“Silent Night” opera recreates 1914 Christmas Truce


Next Christmas Eve will mark the Centennial of the so-called “Christmas Truce”, which occured spontaneously at various places along the Western Front on Christmas Eve, 1914.  British, French and German soldiers unexpectedly broke out into carols, left the trenches and— to the subsequent outrage of their superior officers (who weren’t present in the trenches themselves, of course, being snugly & safely ensconced far behind the lines)— met in No-Man’s-Land with white flags, exchanged impromtu gifts, shared snorts of rum & brandy, tried on one another’s helmets, and even indulged in the odd game of soccer.

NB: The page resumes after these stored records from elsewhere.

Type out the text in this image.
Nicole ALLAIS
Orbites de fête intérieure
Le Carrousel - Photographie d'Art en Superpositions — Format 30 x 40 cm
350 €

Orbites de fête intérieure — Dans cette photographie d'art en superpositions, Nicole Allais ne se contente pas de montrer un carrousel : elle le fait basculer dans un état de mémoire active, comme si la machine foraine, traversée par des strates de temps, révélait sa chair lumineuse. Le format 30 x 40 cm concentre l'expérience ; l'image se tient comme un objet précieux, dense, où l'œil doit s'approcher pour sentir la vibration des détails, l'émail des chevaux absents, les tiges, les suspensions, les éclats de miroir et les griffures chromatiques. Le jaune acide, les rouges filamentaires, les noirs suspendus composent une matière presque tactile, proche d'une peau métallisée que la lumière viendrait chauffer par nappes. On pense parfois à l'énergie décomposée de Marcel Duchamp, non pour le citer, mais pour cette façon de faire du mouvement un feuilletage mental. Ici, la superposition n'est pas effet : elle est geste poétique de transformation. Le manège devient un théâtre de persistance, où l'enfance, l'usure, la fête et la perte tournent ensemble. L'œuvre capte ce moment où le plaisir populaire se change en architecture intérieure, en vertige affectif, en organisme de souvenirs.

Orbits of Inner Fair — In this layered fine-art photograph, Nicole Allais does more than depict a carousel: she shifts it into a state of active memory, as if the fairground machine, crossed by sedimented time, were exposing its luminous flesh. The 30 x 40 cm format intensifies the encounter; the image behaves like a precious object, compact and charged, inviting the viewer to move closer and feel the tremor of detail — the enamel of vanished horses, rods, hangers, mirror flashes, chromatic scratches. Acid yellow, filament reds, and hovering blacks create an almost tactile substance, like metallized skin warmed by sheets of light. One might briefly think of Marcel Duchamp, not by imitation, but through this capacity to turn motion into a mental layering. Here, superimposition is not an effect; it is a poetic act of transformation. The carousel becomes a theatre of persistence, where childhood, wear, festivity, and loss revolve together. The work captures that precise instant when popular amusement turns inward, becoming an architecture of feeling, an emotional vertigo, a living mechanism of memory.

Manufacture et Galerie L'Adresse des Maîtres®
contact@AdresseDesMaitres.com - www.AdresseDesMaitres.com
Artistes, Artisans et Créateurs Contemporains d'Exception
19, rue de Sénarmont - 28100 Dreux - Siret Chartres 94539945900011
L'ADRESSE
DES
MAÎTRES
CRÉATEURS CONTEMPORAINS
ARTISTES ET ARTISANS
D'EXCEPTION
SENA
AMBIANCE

If you have not yet had an opportunity to watch the opera, SILENT NIGHT, by Kevin Puts, based on the original event, and the 2005 French film “Joyeux Noël,” try to do so this Christmas.  Check your local PBS listings, or buy the DVD (when it comes out: it apparently hasn’t been released yet).  SILENT NIGHT played a sold-out premier run in 2011 at the Minnesota Opera, and won the 2012 Pulitzer Prize for music.

The set is powerfully evocative, the details grittily realistic and historically accurate, and the music nothing short of glorious, as can be seen in the brief segment below:

 Watch the Minnesota Opera perform Lieutenant Audebert’s “J’ai perdu ta photo”, followed immediately by the song “Sleep”.

If you are a student of the First World War but ignorant of opera, this might be the time to broaden your horizons into higher culture.  If, on the other hand, you are already an opera devotee, but ignorant of the events of 1914-1918, this could be the perfect time to deepen your acquaintance with the premier shaping event of the twentieth century.